Tuesday, March 5, 2019

Patreon and Facebook

Brandon Gomez (via Hacker News):

The number of active patrons supporting artists on the platform in 2019 has seen significant growth, up 1 million over the last year, the company said. The company is also on track to pay out $500 million to content creators in 2019, pushing the company to surpass $1 billion in payouts since its inception in 2013.


Patreon CEO Jack Conte said in an interview with CNBC that the platform will soon be facing the challenge of maintaining a profitable model as the company continues its growth.

“The reality is Patreon needs to build new businesses and new services and new revenue lines in order to build a sustainable business,” Conte said.

Dan Olson:

This is the bizarro upsidedown that capital lives in. Their existing model, handle the logistics of subscription service for businesses too small to handle them directly, is the definition of sustainable. It scales up ridiculously well.


So Patreon has made around $55m in revenue since 2013. If their startup money had been a loan they’d have probably paid it back by now and would be operating a pretty sustainable service.
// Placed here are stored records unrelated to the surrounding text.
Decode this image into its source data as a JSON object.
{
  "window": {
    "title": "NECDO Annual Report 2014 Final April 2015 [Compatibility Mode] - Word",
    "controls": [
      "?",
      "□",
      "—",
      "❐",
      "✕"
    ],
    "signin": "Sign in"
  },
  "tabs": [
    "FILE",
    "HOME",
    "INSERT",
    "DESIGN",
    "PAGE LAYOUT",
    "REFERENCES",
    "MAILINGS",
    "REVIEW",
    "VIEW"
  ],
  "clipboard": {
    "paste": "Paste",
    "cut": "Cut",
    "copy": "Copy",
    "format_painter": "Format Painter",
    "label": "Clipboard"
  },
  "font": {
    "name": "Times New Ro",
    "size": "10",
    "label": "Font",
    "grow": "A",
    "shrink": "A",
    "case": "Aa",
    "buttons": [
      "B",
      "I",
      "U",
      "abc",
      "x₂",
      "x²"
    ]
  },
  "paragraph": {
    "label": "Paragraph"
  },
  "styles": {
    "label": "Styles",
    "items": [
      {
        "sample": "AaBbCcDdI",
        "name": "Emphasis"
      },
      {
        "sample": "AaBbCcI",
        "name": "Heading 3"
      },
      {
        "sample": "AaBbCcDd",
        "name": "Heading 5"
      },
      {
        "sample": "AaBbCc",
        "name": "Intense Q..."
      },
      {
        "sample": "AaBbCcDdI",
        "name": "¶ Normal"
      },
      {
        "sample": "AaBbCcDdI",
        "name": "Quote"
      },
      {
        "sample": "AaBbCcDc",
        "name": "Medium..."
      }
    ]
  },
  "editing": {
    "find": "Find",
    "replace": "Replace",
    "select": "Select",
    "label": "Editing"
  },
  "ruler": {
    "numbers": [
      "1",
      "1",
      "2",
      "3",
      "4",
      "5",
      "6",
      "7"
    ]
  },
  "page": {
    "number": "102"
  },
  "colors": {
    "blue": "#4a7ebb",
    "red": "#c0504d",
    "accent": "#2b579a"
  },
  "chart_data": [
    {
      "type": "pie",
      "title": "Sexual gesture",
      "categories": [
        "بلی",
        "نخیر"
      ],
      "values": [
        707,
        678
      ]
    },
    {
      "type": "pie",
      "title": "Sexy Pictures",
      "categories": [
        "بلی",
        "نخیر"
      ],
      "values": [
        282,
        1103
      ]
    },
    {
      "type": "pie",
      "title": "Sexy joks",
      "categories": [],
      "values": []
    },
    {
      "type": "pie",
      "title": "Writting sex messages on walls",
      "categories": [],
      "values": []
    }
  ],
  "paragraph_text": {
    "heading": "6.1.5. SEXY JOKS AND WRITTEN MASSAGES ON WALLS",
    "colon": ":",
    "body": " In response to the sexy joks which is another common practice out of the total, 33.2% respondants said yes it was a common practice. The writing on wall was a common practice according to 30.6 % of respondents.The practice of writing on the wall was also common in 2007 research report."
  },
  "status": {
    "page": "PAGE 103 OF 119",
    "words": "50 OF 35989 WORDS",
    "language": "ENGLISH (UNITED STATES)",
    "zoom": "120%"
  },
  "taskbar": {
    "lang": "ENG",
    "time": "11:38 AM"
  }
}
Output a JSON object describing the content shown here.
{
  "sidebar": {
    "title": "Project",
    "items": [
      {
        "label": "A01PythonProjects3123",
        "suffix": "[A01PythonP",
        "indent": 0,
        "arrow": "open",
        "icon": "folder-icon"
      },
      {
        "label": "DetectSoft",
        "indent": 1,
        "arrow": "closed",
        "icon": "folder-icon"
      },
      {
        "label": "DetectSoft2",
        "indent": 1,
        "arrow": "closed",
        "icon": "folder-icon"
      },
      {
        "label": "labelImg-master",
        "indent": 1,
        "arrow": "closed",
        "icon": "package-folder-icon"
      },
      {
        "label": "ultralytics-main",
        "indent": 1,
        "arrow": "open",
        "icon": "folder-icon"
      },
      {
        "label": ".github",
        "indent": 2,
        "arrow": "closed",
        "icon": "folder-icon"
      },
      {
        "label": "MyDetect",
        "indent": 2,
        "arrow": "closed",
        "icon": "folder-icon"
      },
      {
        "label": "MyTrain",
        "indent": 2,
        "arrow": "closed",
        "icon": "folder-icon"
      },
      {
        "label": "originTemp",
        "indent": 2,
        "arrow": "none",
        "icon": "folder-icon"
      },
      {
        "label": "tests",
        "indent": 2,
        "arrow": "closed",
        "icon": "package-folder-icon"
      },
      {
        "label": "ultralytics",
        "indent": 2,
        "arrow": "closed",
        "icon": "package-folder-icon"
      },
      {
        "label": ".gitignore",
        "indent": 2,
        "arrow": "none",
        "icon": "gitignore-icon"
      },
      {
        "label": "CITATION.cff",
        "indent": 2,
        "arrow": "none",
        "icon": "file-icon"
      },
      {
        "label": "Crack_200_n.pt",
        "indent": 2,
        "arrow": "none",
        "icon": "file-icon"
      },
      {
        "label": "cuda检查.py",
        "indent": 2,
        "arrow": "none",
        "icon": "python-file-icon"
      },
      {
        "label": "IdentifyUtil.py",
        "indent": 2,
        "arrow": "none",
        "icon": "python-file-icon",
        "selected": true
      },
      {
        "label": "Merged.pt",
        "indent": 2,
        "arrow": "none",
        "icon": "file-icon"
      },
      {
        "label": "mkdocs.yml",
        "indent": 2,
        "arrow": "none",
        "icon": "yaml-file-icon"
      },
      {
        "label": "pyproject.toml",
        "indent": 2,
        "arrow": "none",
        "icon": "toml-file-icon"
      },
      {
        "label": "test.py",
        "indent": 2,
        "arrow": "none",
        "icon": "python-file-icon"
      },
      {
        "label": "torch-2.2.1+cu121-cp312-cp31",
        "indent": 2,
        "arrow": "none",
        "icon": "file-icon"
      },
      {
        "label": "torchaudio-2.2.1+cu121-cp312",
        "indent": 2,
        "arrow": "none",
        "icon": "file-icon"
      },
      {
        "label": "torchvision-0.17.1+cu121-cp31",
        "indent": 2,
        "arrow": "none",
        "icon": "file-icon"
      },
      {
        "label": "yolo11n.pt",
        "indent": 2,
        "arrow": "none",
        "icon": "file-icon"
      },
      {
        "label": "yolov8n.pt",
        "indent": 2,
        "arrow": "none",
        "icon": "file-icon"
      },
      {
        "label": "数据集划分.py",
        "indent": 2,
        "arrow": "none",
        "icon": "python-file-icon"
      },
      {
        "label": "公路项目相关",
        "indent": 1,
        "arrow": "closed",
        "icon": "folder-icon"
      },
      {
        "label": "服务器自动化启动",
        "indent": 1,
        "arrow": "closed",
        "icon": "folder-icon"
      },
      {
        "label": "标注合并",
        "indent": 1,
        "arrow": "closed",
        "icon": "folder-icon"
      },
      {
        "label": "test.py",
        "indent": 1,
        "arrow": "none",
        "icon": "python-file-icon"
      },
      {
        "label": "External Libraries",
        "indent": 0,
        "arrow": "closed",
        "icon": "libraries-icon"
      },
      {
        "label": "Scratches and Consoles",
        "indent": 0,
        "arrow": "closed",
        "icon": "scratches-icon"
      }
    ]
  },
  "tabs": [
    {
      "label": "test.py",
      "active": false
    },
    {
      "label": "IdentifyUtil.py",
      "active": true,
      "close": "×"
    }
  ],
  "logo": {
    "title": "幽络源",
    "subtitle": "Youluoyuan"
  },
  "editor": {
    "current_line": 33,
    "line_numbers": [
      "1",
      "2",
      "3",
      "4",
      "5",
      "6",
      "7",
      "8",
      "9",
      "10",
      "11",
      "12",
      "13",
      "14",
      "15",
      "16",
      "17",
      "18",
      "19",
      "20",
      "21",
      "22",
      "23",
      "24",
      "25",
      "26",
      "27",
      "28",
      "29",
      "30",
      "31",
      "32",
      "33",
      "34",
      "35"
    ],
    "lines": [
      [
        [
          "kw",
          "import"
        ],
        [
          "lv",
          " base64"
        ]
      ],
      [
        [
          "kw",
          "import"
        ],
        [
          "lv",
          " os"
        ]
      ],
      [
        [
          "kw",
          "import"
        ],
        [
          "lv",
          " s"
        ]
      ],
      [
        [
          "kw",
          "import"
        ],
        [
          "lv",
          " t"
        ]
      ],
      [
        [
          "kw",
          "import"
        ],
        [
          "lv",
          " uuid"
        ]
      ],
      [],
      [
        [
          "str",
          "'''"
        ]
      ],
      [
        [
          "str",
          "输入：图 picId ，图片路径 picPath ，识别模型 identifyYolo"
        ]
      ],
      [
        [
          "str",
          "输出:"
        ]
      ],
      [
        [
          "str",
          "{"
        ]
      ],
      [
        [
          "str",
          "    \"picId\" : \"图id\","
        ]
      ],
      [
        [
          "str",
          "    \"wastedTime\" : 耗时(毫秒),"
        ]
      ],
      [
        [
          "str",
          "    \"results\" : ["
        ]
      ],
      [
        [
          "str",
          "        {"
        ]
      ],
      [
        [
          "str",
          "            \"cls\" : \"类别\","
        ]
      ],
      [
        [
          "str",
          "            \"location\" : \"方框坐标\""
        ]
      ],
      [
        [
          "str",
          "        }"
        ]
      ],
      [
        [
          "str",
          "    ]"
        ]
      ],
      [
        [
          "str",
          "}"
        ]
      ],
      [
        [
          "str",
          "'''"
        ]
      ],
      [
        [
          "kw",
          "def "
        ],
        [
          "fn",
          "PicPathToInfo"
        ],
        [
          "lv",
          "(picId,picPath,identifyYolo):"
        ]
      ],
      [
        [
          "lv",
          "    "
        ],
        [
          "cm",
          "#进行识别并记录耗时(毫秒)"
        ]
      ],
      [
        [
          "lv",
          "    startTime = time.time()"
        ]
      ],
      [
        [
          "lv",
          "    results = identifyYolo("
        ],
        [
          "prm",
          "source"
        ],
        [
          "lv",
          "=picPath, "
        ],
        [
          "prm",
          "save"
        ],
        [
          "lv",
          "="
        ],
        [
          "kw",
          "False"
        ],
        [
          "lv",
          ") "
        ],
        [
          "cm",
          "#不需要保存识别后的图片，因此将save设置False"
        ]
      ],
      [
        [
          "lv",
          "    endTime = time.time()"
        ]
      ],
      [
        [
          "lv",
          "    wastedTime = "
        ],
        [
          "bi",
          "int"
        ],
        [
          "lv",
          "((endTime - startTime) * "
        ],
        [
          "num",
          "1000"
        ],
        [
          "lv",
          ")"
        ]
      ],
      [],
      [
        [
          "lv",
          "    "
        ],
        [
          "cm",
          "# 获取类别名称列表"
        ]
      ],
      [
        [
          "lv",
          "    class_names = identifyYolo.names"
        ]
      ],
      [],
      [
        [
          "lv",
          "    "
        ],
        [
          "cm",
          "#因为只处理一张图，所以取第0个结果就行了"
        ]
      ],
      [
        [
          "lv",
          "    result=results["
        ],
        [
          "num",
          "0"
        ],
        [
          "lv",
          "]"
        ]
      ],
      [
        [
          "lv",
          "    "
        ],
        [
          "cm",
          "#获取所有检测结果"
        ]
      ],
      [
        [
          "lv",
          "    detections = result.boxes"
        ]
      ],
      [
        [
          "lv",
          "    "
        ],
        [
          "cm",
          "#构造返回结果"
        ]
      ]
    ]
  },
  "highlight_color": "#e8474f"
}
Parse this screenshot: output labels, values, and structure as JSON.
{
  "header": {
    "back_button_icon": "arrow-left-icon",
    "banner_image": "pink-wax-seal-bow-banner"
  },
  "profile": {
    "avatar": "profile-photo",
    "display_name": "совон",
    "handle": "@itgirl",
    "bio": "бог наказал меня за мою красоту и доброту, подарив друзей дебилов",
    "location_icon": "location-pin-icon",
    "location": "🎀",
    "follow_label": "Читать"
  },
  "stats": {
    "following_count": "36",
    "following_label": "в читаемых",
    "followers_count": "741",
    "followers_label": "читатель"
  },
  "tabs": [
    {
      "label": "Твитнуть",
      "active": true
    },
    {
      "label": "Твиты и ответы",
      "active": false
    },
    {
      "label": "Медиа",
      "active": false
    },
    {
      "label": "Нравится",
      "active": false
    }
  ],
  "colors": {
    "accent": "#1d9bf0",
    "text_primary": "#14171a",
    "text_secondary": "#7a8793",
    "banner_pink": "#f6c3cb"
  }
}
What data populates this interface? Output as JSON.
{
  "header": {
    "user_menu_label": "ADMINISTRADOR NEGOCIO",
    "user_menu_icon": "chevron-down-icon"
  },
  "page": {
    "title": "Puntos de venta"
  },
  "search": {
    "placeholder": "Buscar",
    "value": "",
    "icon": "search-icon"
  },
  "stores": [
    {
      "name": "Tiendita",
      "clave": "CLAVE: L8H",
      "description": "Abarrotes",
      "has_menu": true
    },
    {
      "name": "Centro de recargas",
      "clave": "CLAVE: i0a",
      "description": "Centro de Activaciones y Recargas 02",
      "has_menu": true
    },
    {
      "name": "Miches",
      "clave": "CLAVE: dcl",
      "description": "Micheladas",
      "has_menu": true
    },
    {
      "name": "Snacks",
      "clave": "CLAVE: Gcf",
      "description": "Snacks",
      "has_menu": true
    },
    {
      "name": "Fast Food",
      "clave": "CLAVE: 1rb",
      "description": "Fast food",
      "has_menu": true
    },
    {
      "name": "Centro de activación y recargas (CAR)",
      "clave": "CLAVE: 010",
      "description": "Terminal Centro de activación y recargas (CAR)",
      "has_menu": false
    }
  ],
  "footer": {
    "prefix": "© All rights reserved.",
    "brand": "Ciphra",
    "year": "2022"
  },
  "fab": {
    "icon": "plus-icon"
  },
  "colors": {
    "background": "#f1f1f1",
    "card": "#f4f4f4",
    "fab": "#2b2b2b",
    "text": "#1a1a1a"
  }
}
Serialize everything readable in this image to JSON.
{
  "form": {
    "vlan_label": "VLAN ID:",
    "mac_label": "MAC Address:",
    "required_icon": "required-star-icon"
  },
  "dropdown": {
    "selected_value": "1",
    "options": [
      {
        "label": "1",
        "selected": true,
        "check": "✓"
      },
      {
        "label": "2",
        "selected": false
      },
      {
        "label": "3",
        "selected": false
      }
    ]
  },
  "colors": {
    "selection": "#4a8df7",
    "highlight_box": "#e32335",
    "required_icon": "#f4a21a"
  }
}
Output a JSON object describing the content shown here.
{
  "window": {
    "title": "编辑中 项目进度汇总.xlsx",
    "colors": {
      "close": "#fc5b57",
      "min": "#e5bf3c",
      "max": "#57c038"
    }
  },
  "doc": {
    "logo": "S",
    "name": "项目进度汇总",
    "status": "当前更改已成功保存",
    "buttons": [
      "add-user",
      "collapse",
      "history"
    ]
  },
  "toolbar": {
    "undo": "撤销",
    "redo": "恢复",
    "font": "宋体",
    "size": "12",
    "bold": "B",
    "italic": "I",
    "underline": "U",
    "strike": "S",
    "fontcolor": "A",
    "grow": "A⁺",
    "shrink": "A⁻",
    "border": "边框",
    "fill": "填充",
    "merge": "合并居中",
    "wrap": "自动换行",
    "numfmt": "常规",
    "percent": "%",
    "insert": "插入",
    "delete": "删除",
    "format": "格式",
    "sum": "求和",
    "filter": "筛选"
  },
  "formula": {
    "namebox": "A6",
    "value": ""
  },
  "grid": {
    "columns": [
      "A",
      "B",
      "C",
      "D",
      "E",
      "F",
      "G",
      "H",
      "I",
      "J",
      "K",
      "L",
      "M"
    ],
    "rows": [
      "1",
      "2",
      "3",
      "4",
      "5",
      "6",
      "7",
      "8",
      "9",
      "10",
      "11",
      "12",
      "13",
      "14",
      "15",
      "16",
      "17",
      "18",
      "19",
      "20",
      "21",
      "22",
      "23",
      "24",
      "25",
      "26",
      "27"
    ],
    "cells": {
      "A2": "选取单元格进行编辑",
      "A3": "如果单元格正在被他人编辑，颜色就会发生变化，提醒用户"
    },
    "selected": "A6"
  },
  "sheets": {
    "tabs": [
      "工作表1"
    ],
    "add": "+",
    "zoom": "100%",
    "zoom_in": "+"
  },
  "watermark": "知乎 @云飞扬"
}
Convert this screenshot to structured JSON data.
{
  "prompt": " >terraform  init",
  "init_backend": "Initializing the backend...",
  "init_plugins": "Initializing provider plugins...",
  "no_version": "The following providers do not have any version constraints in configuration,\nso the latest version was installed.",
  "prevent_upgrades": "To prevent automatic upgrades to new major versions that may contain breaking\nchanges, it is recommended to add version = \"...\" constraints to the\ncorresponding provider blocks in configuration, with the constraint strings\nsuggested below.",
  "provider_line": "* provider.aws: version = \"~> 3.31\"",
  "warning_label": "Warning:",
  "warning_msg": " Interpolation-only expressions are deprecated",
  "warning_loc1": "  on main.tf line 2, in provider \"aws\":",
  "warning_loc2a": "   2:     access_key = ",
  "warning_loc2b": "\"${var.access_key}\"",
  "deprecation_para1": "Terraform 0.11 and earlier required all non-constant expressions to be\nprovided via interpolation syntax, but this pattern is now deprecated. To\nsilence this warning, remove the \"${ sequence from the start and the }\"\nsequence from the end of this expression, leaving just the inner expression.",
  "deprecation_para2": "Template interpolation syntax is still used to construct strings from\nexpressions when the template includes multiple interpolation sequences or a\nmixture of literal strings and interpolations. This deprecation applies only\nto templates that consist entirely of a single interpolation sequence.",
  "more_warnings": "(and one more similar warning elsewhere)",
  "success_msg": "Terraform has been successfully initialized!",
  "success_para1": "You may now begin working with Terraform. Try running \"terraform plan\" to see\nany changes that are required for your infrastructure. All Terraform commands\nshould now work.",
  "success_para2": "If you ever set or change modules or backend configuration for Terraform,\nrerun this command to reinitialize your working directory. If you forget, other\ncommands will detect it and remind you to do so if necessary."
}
So Patreon has made around $55m in direct revenue, but they’re in hock to Thrive Capital for ~$107m, and Thrive doesn’t just want their money back with interest.

Dami Lee:

Facebook began expanding access to its Patreon competitor last night, giving more page owners the ability to start offering content to their subscribers for a monthly fee. But it doesn’t take much digging to see that the terms for Facebook’s feature, known as Fan Subscriptions, make for a bad deal for creators, giving Facebook a lifetime license to use their work and the right to take up to a whopping 30 percent of subscription fees.


For now, page owners get to keep the entire subscription fee. But Facebook plans to begin taking a cut once the feature formally launches, and its terms of service allow Facebook to take up to 30 percent, with 30 days notice of the change. That cut is standard for an app in Apple’s or Google’s app store, but it’s giant for a creator-focused platform: Patreon takes just a 5 percent share of a user’s pledges.

Update (2019-03-22): Patreon:

We’re announcing new creator plans, which will be available later this spring. Current creators on Patreon will see no change to the fees they pay or the features they have, unless they are interested in some of the new stuff we’re launching!

2 Comments RSS · Twitter

Crazy and sad to see such a simple service start to circle the drain because they got greedy. I mean how the hell much money could it possibly cost to run Patreon anyway? I often get the feeling that a lot of these tech startups are actively looking for ways to waste money instead of creating a sustainable business (I was surprised when an acquaintance who works at Etsy told me that they have over 1,000 employees... I wondered what the hell do all of those people DO? And this was 5+ years ago).

Whatever, though... it seems like it will be fairly easy for someone else to replace Patreon? I mean there's really no reason that I can think of why any of the creators that I pay via Patreon would need or want to stay on the service if it goes downhill. All Patreon basically does is make it easy to take recurring payments from users and segregate the categories of content that various payment tiers get access to (for creators who use that model).

And why does it seem like EVERY service wants to turn themselves into some kind of "social network" instead of just focusing on offering an excellent product?